In terms of whole-person development, we really feel that the experiences that happen before, during, and after entering the classroom are all equally important. How do you prepare to be in an alive and relaxed mindset so you can focus and absorb the material? And how do you integrate the parts that are most important for you into the rest of your life? Whole-person development, to me, reignites our own connection to the knowledge that already lives within us.
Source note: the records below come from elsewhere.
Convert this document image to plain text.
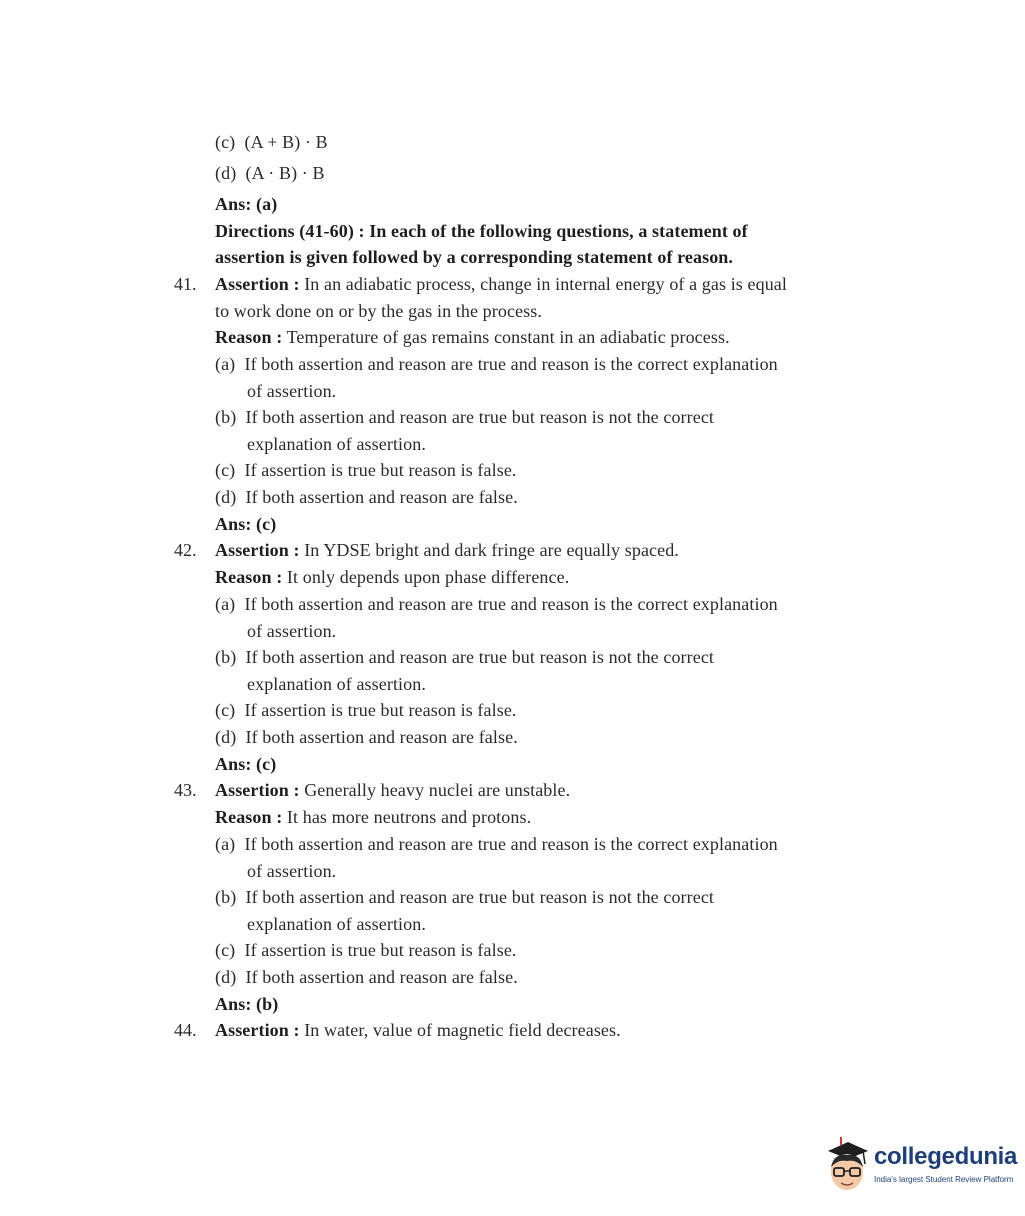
(c) (A + B) · B
(d) (A · B) · B
Ans: (a)
Directions (41-60) : In each of the following questions, a statement of
assertion is given followed by a corresponding statement of reason.
41. Assertion : In an adiabatic process, change in internal energy of a gas is equal
to work done on or by the gas in the process.
Reason : Temperature of gas remains constant in an adiabatic process.
(a) If both assertion and reason are true and reason is the correct explanation
of assertion.
(b) If both assertion and reason are true but reason is not the correct
explanation of assertion.
(c) If assertion is true but reason is false.
(d) If both assertion and reason are false.
Ans: (c)
42. Assertion : In YDSE bright and dark fringe are equally spaced.
Reason : It only depends upon phase difference.
(a) If both assertion and reason are true and reason is the correct explanation
of assertion.
(b) If both assertion and reason are true but reason is not the correct
explanation of assertion.
(c) If assertion is true but reason is false.
(d) If both assertion and reason are false.
Ans: (c)
43. Assertion : Generally heavy nuclei are unstable.
Reason : It has more neutrons and protons.
(a) If both assertion and reason are true and reason is the correct explanation
of assertion.
(b) If both assertion and reason are true but reason is not the correct
explanation of assertion.
(c) If assertion is true but reason is false.
(d) If both assertion and reason are false.
Ans: (b)
44. Assertion : In water, value of magnetic field decreases.
collegedunia
India's largest Student Review Platform
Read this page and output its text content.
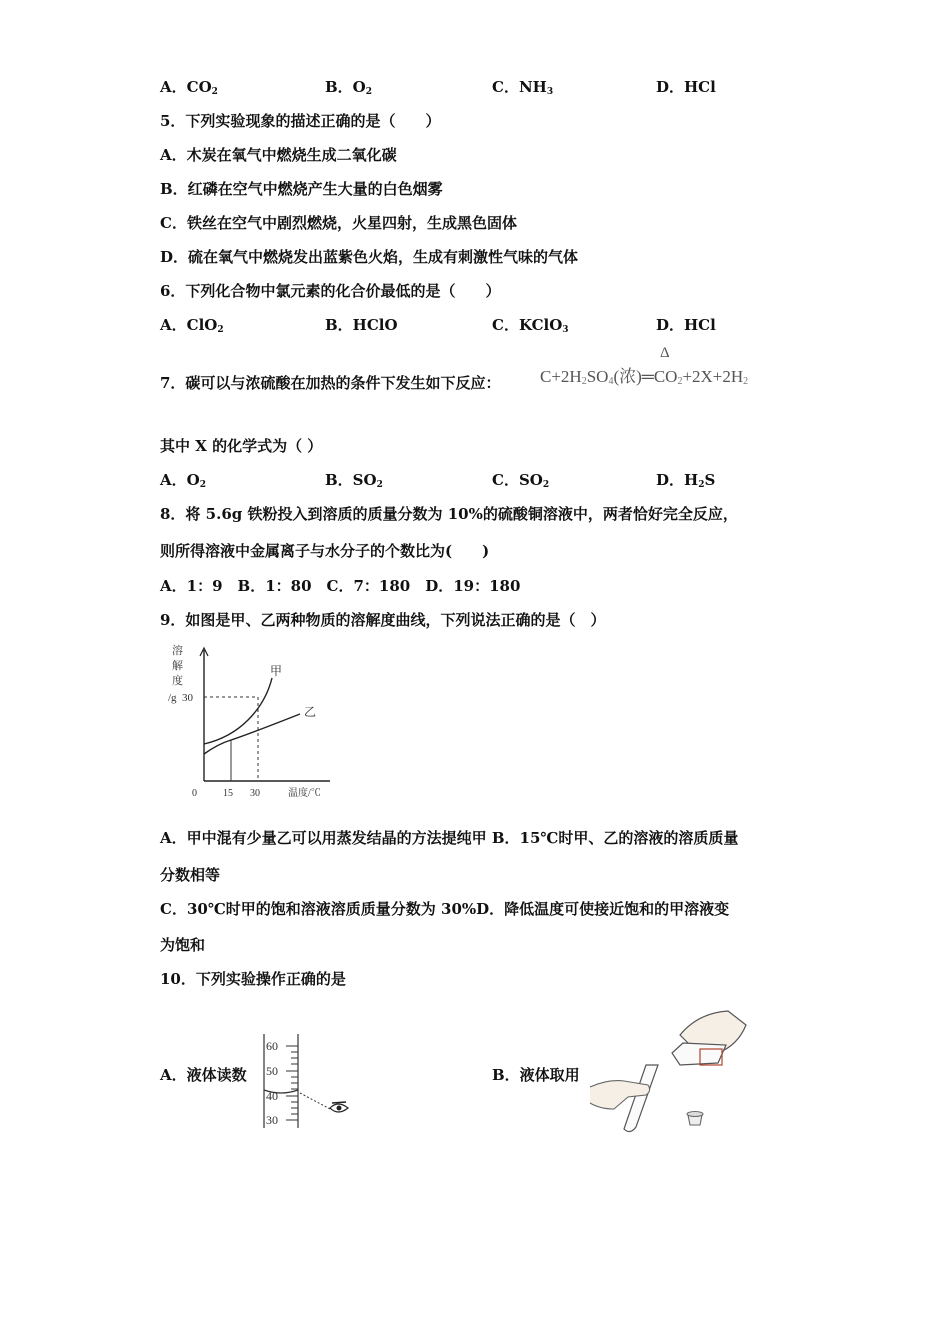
A．$CO_2$	B．$O_2$	C．$NH_3$	D．HCl
5．下列实验现象的描述正确的是（　　）
A．木炭在氧气中燃烧生成二氧化碳
B．红磷在空气中燃烧产生大量的白色烟雾
C．铁丝在空气中剧烈燃烧，火星四射，生成黑色固体
D．硫在氧气中燃烧发出蓝紫色火焰，生成有刺激性气味的气体
6．下列化合物中氯元素的化合价最低的是（　　）
A．ClO$_2$	B．HClO	C．KClO$_3$	D．HCl
7．碳可以与浓硫酸在加热的条件下发生如下反应：
Δ
$C+2H_2SO_4$(浓)$═CO_2+2X+2H_2$
其中 X 的化学式为（ ）
A．$O_2$	B．$SO_2$	C．$SO_2$	D．$H_2S$
8．将 5.6g 铁粉投入到溶质的质量分数为 10%的硫酸铜溶液中，两者恰好完全反应，
则所得溶液中金属离子与水分子的个数比为(　　)
A．1：9　B．1：80　C．7：180　D．19：180
9．如图是甲、乙两种物质的溶解度曲线，下列说法正确的是（　）
溶
解
度
/g 30
甲
乙
0	15 30	温度/℃
A．甲中混有少量乙可以用蒸发结晶的方法提纯甲 B．15℃时甲、乙的溶液的溶质质量
分数相等
C．30℃时甲的饱和溶液溶质质量分数为 30%D．降低温度可使接近饱和的甲溶液变
为饱和
10．下列实验操作正确的是
A．液体读数
60
50
40
30
B．液体取用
In addition to program time, our healing arts center offers a full array of bodywork and energetic healing modalities. Daily meditation, yoga, qi gong and tai chi classes are also offered, which helps with the integration of this learning on a deeper level. 

We have hundreds of weekend and five-day programs scheduled throughout the year at 1440, but here is a taste of the menu:

LTP: What does happiness look like to you? 

JW: It’s pretty simple: It looks like when I get into that state where I’m connected to my deepest self, where I’m in alignment and feel alive. That place of internal calm, where I can take in all that’s around me and touch the vibrancy of all that surrounds me. That vibrancy is the energy of love, compassion and consciousness. 

LTP: What does it mean to you to “Live The Process” and how can we all do that more each day? 

JW: It’s about living in such a way that I’m conscious of consciousness. Being fully engaged in life, both the light and the struggle. What comes out of struggle is a beautiful thing. One thing I’ve learned as we’ve been working toward creating 1440 is when you’re birthing something, there’s a constant flux. Living the process is tapping into the consciousness that surrounds us all. It’s so much more powerful than any one of us—or even all of us together—so when you’re conscious of and relating to all that is surrounding and supporting you, that’s living the process.